Bu Dava Laiklerin de İçine Sinmedi

Sami Kohen; "Aslında bu olay, laikleri de bölmüştür. Nitekim AKP yanlısı olmayan, laikliğe bağlı geniş kesimler girişime karşı çıkmıştır" dedi.

Sami Kohen/Milliyet

Son zamanlarda yurtdışına yaptığımız seyahatlerden neredeyse her döndüğümüzde, Türkiye’yi sarsan bir siyasal sürprizle karşılaşıyoruz...
İki hafta önce İstanbul’dan ayrıldığımızda, dikkatler türban meselesi üzerinde odaklanmıştı. Döndüğümüzde Yargıtay Başsavcısı’nın AKP’yi kapatma talebinin gündemin başına geçtiğini gördük.

İnsan uzaklardan ve hele sakin ve huzurlu diyarlardan yurda dönünce, gerginlik işaretini veren bu tür haberler karşısında başta afallıyor. Neyse ki, buna alıştığımız için şokun tesiri çabuk geçiyor!
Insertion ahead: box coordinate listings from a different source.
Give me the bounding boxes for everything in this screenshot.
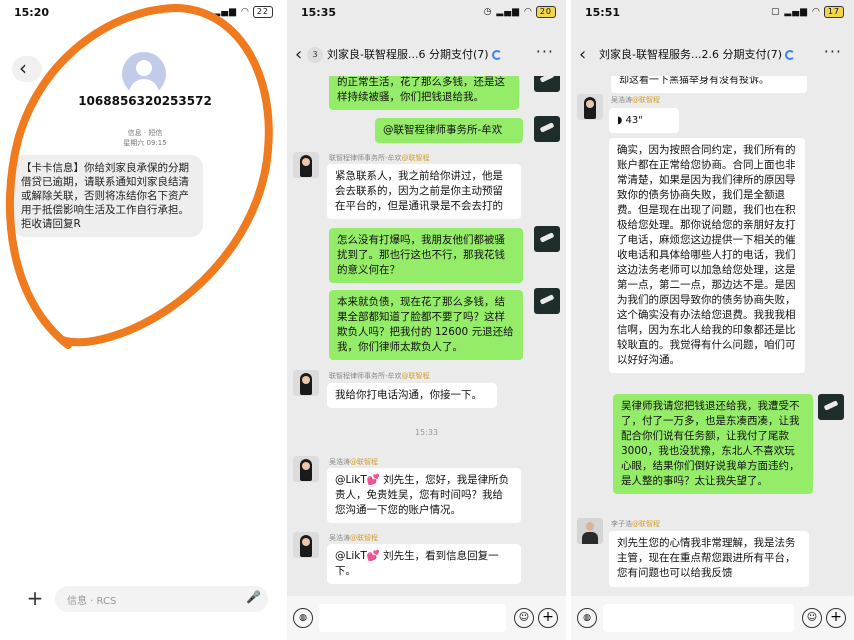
chat-bubble-sent[interactable]: 怎么没有打爆吗，我朋友他们都被骚扰到了。那也行这也不行，那我花钱的意义何在？ bbox=[329, 228, 523, 283]
status-bar: 15:35 ◷ ▂▄▆ ◠ 20 bbox=[287, 0, 566, 24]
chat-bubble-sent[interactable]: 吴律师我请您把钱退还给我，我遭受不了，付了一万多，也是东凑西凑，让我配合你们说有… bbox=[613, 394, 813, 494]
loading-icon bbox=[491, 50, 502, 60]
avatar[interactable] bbox=[293, 152, 319, 178]
meta-type: 信息 · 短信 bbox=[127, 129, 163, 137]
chat-title: 刘家良-联智程服...6 分期支付(7) bbox=[327, 46, 502, 62]
avatar[interactable] bbox=[293, 532, 319, 558]
chat-screen-2: 15:51 ▢ ▂▄▆ ◠ 17 ‹ 刘家良-联智程服务...2.6 分期支付(7… bbox=[571, 0, 854, 640]
chat-input-bar: ◍ ☺ + bbox=[571, 596, 854, 640]
message-list: 的正常生活，花了那么多钱，还是这样持续被骚，你们把钱退给我。 @联智程律师事务所… bbox=[287, 76, 566, 596]
chat-bubble-received[interactable]: 我给你打电话沟通，你接一下。 bbox=[327, 383, 497, 408]
avatar[interactable] bbox=[293, 456, 319, 482]
chat-bubble-received[interactable]: @LikT💕 刘先生，您好，我是律所负责人，免贵姓吴，您有时间吗？我给您沟通一下… bbox=[327, 468, 521, 523]
chat-bubble-sent[interactable]: 的正常生活，花了那么多钱，还是这样持续被骚，你们把钱退给我。 bbox=[329, 76, 519, 110]
avatar[interactable] bbox=[534, 226, 560, 252]
chat-input-bar: ◍ ☺ + bbox=[287, 596, 566, 640]
avatar[interactable] bbox=[577, 518, 603, 544]
back-icon[interactable]: ‹ bbox=[295, 44, 302, 65]
avatar[interactable] bbox=[818, 394, 844, 420]
battery-icon: 20 bbox=[535, 6, 556, 18]
chat-bubble-received[interactable]: 确实，因为按照合同约定，我们所有的账户都在正常给您协商。合同上面也非常清楚，如果… bbox=[609, 138, 805, 373]
sender-name: 联智程律师事务所-牟欢@联智程 bbox=[329, 372, 430, 380]
more-icon[interactable]: ··· bbox=[536, 42, 554, 61]
chat-header: ‹ 刘家良-联智程服务...2.6 分期支付(7) ··· bbox=[571, 36, 854, 76]
status-bar: 15:51 ▢ ▂▄▆ ◠ 17 bbox=[571, 0, 854, 24]
sender-name: 吴浩涛@联智程 bbox=[329, 534, 378, 542]
back-button[interactable]: ‹ bbox=[12, 56, 42, 82]
sender-name: 李子浩@联智程 bbox=[611, 520, 660, 528]
sender-name: 联智程律师事务所-牟欢@联智程 bbox=[329, 154, 430, 162]
sender-name: 吴浩涛@联智程 bbox=[329, 458, 378, 466]
panel-divider bbox=[566, 0, 570, 640]
chat-input[interactable] bbox=[319, 604, 506, 632]
chat-bubble[interactable]: 却这看一下黑猫举身有没有投诉。 bbox=[611, 76, 807, 93]
meta-date: 星期六 09:15 bbox=[123, 139, 167, 147]
sender-number[interactable]: 1068856320253572 bbox=[72, 94, 218, 108]
status-time: 15:51 bbox=[585, 6, 621, 19]
avatar[interactable] bbox=[534, 76, 560, 92]
message-meta: 信息 · 短信 星期六 09:15 bbox=[90, 128, 200, 148]
chat-header: ‹ 3 刘家良-联智程服...6 分期支付(7) ··· bbox=[287, 36, 566, 76]
add-attachment-button[interactable]: + bbox=[22, 586, 48, 612]
avatar[interactable] bbox=[577, 94, 603, 120]
unread-badge: 3 bbox=[307, 47, 323, 63]
chat-input[interactable] bbox=[603, 604, 794, 632]
chat-title: 刘家良-联智程服务...2.6 分期支付(7) bbox=[599, 46, 796, 62]
sms-message[interactable]: 【卡卡信息】你给刘家良承保的分期借贷已逾期，请联系通知刘家良结清或解除关联，否则… bbox=[13, 155, 203, 237]
status-icons: ▂▄▆ ◠ 22 bbox=[213, 6, 273, 18]
chat-bubble-sent[interactable]: 本来就负债，现在花了那么多钱，结果全部都知道了脸都不要了吗？这样欺负人吗？把我付… bbox=[329, 290, 523, 360]
status-icons: ◷ ▂▄▆ ◠ 20 bbox=[484, 6, 556, 18]
status-icons: ▢ ▂▄▆ ◠ 17 bbox=[771, 6, 844, 18]
mic-icon[interactable]: 🎤 bbox=[246, 590, 261, 604]
timestamp: 15:33 bbox=[414, 428, 439, 437]
status-bar: 15:20 ▂▄▆ ◠ 22 bbox=[0, 0, 283, 24]
voice-message[interactable]: ◗ 43" bbox=[609, 108, 679, 133]
sender-name: 吴浩涛@联智程 bbox=[611, 96, 660, 104]
emoji-icon[interactable]: ☺ bbox=[514, 608, 534, 628]
status-time: 15:20 bbox=[14, 6, 50, 19]
more-icon[interactable]: ··· bbox=[824, 42, 842, 61]
contact-avatar bbox=[122, 52, 166, 96]
avatar[interactable] bbox=[534, 116, 560, 142]
voice-icon[interactable]: ◍ bbox=[577, 608, 597, 628]
battery-icon: 22 bbox=[252, 6, 273, 18]
sms-screen: 15:20 ▂▄▆ ◠ 22 ‹ 1068856320253572 信息 · 短信… bbox=[0, 0, 283, 640]
avatar[interactable] bbox=[534, 288, 560, 314]
avatar[interactable] bbox=[293, 370, 319, 396]
plus-icon[interactable]: + bbox=[538, 608, 558, 628]
chat-screen-1: 15:35 ◷ ▂▄▆ ◠ 20 ‹ 3 刘家良-联智程服...6 分期支付(7)… bbox=[287, 0, 566, 640]
emoji-icon[interactable]: ☺ bbox=[802, 608, 822, 628]
plus-icon[interactable]: + bbox=[826, 608, 846, 628]
message-input[interactable]: 信息 · RCS bbox=[55, 586, 268, 612]
loading-icon bbox=[785, 50, 796, 60]
chat-bubble-received[interactable]: 刘先生您的心情我非常理解，我是法务主管，现在在重点帮您跟进所有平台，您有问题也可… bbox=[609, 531, 809, 587]
chat-bubble-received[interactable]: @LikT💕 刘先生，看到信息回复一下。 bbox=[327, 544, 521, 584]
message-list: 却这看一下黑猫举身有没有投诉。 吴浩涛@联智程 ◗ 43" 确实，因为按照合同约… bbox=[571, 76, 854, 596]
battery-icon: 17 bbox=[823, 6, 844, 18]
status-time: 15:35 bbox=[301, 6, 337, 19]
chat-bubble-sent[interactable]: @联智程律师事务所-牟欢 bbox=[375, 118, 523, 143]
voice-icon[interactable]: ◍ bbox=[293, 608, 313, 628]
back-icon[interactable]: ‹ bbox=[579, 44, 586, 65]
chat-bubble-received[interactable]: 紧急联系人，我之前给你讲过，他是会去联系的，因为之前是你主动预留在平台的，但是通… bbox=[327, 164, 521, 219]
Dışarıdan bakıldığında, son zamanlarda Türkiye, gelişen demokrasisi, kalkınan ekomomisi ve artan bölgesel etkinliğiyle, gözde ülkelerden biri haline geliyordu. Ne yazık ki son olay bu görüntüyü bozma tehlikesini taşıyor.

Demokrasiye darbe

Dış dünyadan gelen tepkiler de bunu gösteriyor. Gerek Batılı başkentlerdeki resmi ağızlar, gerekse dünya basını, bugünkü ortamda AKP’nin kapatılması girişiminin aleyhinde net bir tavır sergiledi.
Yapılan değerlendirmelerde vurgulanan esas konu, parti kapatma girişiminin Türkiye’de demokrasiye ağır bir darbe vurduğudur.

ABD’de ve AB’de yetkililer bunu bütün açıklığıyla ifade ediyorlar. Amerikan sözcüsüne göre seçimle işbaşına geçen ve halkın geniş desteğine sahip olan bir partinin yasaklanması yanlış bir harekettir. AB’nin komisyon üyesi Ollie Rehn “Yürütme nasıl yargıya müdahale edemezse, hukuk sistemi de demokratik siyasete karışamaz!” diyor...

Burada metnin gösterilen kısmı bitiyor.